Je te lirai jusqu'à notre rencontre.
Je t'embrasse comme on tordrai le cou à un ami qui s'est par trop éloigné, pour se rendre où et dans quoi!
Joseph

 Joseph,

 
 Je me suis mis à écrire lentement, prudemment, avec précaution. Le rythme même de mon doigt sur le clavier marque l'hésitation qui me porte. Et si ce soir les mots ne venaient pas ? Et si je n'avais plus d'idées à partager, si tout était dit ? Et si j'étais en cette fin de journée devenu sec comme un sarment ? tout juste bon à brûler en une seule flambée ? trop vite.. Et si je n'avais plus rien à dire ?

 La peur de ne plus savoir prolonger entre nous la danse des mots m'a gagnée et j'ai senti une seconde retomber le soufflet sur la braise.

 
 Pourtant c'est dans cette hésitation que je trouve aussi la raison de mon discours. Cette naissance de moi-même, elle est forcément laborieuse. C'est une "mise en oeuvre", un travail sur moi-même, quelque chose comme une violence que j'esquisse à chacun de mes mots. L'écriture c'est de l'indécence qui gagne, c'est la pornographie de l'instant, le gros plan sur l'indicible disparition de moi-même au dedans de ce corps textuel que je travaille encore et encore. Où est la jouissance si je travaille à ma fin ? Est-ce que la jouissance est dans ma fin?

 
 Me raconter c'est me construire et dans le même instant c'est me conduire à ma propre consumation. Voilà pourquoi j'ai peur de me raconter, voilà pourquoi je n'ai jamais écrit, car je préfère la cendre à la flamme. Le mercredi des cendres...mercure consummé... j'aimais par dessus tout ce jour où d'un signe de croix entre les deux yeux le prêtre de son pouce doucement appuyé me rappelait 'tu es poussière et tu retourneras en poussière".
 La cendre est si proche de la Terre. La confrontation aux idées, le "Comment dire ?", les circonvolutions, la bataille du sens trouvent dans la Terre leur résolution, leur apaisement. Voilà pourquoi j'aime creuser la Terre plus que les idées. Dans la Terre j'aimerais faire un trou gigantesque comme on creuse la plage. Juste pour la béance du trou. Pour en goûter le vide et l'absence, en silence. J'aime les trous ! Ils n'ont l'air de rien et me séduisent car ils sont l'envers de moi-même qui suit si plein à en crever ! Les trous sont les enfants du verbe "Faire". Je les envie pour ça.  Au final j'ai fait plein de trous dans ma vie et tout ça ressemble souvent à un courant d'air sur un tas de cendres. Tu es passé dans un de ces trous de ma vie...et tu es ressorti par l'autre, c'est drôle...

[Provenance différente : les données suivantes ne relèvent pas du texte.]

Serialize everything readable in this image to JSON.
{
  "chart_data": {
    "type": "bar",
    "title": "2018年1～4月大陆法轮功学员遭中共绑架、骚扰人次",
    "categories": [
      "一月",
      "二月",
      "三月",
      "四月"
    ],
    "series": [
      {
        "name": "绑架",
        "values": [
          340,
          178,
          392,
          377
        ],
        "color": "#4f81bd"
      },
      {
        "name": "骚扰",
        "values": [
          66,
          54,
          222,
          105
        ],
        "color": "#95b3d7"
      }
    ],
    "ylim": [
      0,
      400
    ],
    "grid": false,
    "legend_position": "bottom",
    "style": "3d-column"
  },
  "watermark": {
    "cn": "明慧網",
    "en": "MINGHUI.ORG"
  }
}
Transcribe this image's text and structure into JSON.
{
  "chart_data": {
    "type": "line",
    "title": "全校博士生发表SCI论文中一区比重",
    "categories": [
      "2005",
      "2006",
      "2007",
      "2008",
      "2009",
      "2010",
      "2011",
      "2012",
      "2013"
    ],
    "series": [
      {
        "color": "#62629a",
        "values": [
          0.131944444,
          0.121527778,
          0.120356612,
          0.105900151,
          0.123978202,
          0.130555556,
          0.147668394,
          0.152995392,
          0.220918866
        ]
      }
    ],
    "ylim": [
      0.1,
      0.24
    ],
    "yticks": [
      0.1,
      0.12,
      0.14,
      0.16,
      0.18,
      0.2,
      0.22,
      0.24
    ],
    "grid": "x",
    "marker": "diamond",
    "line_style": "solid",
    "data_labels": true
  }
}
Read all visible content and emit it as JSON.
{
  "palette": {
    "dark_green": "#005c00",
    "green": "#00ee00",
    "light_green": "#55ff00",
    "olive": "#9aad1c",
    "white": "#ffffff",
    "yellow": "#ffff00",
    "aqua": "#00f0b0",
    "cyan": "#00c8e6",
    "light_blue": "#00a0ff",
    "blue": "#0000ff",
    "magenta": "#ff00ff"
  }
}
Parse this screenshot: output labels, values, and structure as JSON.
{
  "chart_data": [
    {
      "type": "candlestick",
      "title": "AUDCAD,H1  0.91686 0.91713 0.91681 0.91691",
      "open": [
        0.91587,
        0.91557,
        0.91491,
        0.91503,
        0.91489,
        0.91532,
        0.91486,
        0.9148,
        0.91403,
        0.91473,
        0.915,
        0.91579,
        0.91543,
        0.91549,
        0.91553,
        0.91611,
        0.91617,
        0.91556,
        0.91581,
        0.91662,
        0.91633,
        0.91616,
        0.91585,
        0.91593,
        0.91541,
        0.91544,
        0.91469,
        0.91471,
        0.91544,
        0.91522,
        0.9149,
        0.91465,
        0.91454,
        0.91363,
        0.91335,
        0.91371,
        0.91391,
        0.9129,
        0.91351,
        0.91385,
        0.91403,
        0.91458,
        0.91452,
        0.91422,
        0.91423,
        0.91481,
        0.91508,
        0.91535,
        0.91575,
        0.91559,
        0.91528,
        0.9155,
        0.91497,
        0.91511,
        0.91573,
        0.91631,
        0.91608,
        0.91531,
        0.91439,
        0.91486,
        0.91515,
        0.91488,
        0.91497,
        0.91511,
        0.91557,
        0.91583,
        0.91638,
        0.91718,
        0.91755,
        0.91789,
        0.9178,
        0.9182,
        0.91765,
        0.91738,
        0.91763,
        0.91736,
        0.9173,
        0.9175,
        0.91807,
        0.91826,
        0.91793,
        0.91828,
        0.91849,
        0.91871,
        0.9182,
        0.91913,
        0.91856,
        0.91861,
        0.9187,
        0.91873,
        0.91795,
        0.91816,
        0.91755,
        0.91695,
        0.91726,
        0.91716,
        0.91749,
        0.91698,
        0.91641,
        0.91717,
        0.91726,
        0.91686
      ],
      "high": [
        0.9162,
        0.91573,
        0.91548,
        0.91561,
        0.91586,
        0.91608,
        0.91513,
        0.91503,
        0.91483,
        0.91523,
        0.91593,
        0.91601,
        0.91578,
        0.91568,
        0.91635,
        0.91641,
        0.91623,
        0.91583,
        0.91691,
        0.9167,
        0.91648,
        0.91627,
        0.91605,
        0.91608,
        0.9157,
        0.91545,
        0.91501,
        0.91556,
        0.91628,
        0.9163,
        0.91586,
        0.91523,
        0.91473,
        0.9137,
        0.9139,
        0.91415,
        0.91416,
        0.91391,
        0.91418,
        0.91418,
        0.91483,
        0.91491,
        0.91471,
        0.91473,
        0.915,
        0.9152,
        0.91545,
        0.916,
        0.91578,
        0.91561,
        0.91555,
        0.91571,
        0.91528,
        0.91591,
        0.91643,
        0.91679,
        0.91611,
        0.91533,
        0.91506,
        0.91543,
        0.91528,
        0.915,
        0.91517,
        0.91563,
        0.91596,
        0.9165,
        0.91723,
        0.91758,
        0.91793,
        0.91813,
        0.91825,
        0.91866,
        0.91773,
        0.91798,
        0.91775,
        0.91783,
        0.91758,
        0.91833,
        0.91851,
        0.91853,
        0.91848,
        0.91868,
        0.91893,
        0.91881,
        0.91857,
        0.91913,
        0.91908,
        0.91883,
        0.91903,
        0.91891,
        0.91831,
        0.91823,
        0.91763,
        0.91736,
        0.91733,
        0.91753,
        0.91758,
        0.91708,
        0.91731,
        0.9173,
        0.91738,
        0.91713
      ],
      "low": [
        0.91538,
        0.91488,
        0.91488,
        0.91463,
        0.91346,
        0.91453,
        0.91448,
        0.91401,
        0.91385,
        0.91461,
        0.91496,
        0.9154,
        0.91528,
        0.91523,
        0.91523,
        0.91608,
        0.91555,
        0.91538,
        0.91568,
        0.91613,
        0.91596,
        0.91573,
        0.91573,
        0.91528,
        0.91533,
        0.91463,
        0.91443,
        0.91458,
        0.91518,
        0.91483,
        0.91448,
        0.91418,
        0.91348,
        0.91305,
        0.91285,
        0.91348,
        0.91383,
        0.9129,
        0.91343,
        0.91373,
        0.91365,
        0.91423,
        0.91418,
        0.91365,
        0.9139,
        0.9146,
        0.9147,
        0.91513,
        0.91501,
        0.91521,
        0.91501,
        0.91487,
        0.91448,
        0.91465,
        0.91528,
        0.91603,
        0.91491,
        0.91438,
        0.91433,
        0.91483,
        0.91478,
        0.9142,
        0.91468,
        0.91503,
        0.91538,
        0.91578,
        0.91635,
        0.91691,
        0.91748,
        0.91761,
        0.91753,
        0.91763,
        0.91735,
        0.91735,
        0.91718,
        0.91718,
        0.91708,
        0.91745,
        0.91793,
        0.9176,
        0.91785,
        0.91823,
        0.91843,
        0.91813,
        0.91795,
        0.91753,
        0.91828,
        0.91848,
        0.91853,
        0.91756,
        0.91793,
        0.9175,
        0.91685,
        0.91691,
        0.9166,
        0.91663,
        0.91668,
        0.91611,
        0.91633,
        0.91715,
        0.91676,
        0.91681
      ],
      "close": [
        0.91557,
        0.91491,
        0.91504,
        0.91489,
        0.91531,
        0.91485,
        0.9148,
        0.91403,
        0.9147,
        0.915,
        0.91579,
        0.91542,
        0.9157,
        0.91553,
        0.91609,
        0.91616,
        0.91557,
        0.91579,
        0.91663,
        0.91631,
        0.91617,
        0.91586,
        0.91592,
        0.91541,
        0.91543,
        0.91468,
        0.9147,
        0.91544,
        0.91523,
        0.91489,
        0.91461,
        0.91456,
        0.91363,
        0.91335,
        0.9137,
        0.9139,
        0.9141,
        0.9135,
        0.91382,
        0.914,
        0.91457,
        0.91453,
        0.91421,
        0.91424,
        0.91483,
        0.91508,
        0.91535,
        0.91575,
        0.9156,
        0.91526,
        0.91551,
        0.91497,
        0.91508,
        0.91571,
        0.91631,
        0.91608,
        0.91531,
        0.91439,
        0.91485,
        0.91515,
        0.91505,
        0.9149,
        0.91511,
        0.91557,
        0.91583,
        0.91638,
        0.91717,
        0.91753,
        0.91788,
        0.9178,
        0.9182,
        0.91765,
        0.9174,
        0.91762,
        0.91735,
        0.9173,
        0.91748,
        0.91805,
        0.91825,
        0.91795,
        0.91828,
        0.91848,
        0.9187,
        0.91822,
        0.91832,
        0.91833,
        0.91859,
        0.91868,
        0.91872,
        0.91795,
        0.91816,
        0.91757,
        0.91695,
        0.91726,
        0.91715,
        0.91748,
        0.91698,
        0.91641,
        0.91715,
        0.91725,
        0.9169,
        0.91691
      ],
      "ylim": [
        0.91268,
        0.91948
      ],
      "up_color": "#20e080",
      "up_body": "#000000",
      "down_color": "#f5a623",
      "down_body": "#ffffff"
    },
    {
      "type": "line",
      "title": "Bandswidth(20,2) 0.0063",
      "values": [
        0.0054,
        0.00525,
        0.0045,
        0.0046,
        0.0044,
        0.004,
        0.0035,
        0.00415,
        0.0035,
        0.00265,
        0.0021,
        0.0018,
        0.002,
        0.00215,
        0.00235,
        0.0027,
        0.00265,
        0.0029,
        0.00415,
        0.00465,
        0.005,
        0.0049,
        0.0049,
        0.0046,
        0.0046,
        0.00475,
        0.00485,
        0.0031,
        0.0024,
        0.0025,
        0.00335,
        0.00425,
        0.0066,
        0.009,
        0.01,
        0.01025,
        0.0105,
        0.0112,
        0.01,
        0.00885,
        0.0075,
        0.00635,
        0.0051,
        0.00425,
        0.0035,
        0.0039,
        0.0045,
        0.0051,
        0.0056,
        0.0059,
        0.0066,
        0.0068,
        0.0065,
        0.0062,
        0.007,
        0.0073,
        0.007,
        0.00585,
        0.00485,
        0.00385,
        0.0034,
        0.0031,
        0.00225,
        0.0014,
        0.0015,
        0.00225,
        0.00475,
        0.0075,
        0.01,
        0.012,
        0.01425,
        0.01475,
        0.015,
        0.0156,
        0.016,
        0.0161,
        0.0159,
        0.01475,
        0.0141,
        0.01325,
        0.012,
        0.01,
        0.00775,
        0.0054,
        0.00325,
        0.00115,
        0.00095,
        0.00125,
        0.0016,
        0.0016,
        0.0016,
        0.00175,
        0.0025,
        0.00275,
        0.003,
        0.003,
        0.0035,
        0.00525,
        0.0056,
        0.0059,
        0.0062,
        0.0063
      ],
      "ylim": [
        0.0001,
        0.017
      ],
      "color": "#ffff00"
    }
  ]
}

 Je préfère donc les cailloux aux mots. Ils ont pour eux la permanence et font infiniment plus d'effet sous la dent.

J'arrête là et demain si tu veux bien je te raconterai les trous de ma vie.

 PS. Mes grands garçons (M et A) vivent tous deux à Bruxelles...

 Je t'embrasse,

Daniel

Joseph,

Dix mille fois la même phrase ? je n'ai pas vu ça comme ça. Dix mille fois le même cri peut-être, dix mille fois le même appel vers l'autre, dit sur tous les tons et dans toutes les langues de la terre, peut-être. Mais que faisons-nous d'autre que de nous répéter ou réitérer les mêmes gestes et ce depuis tout petit.

Normal, pour imprimer notre trace sur ce monde qui bouge tant, nous avons quelques marqueurs que nous répétons dès que nous en avons fait l'inventaire... A ce propos, j'ai souvent pensé que faire un grand serpent de phrases ou une grande nouille en pâte à modeler...c'était un peu la même chose...une manière de tirer notre vit en longueur (elle est pas mal celle-là...).

Que faisons-nous si ce n'est de répéter les mêmes gestes devant le miroir en espérant qu'un jour le miroir, enfin devenu rassurant, figera la pose.

Dis, je ne savais pas que les poètes pouvaient avoir le rhume...c'est pas terrible devant le miroir.

Le peintre en question ce n'est pas Rops mais le très sage Léon Frederic qui a tenté une fusion étrange entre le quattrocento et la belgique industrielle ou paysanne de la fin du 19ème... Par ailleurs, j'ai oublié d'évoquer l'autre fois un épisode de quelques années où à plusieurs copains d'alors nous avons mis en place une maison de production et d'édition...initiative passionnante mais qui a fini dans le mur d'en face. A la suite de ça j'ai été éjecté vers l'univers (très impitoyable) de la pub pour finalement exposer les autres comme je le fais maintenant depuis plus de seize ans...

Dis-moi comment es-tu arrivé en C.? Et ton boulot d'éducateur? Ton évocation de Serge Reggiani m'a replongé un instant aux cœur des années étudiantes, comme une madeleine dans son thé. C'est doux.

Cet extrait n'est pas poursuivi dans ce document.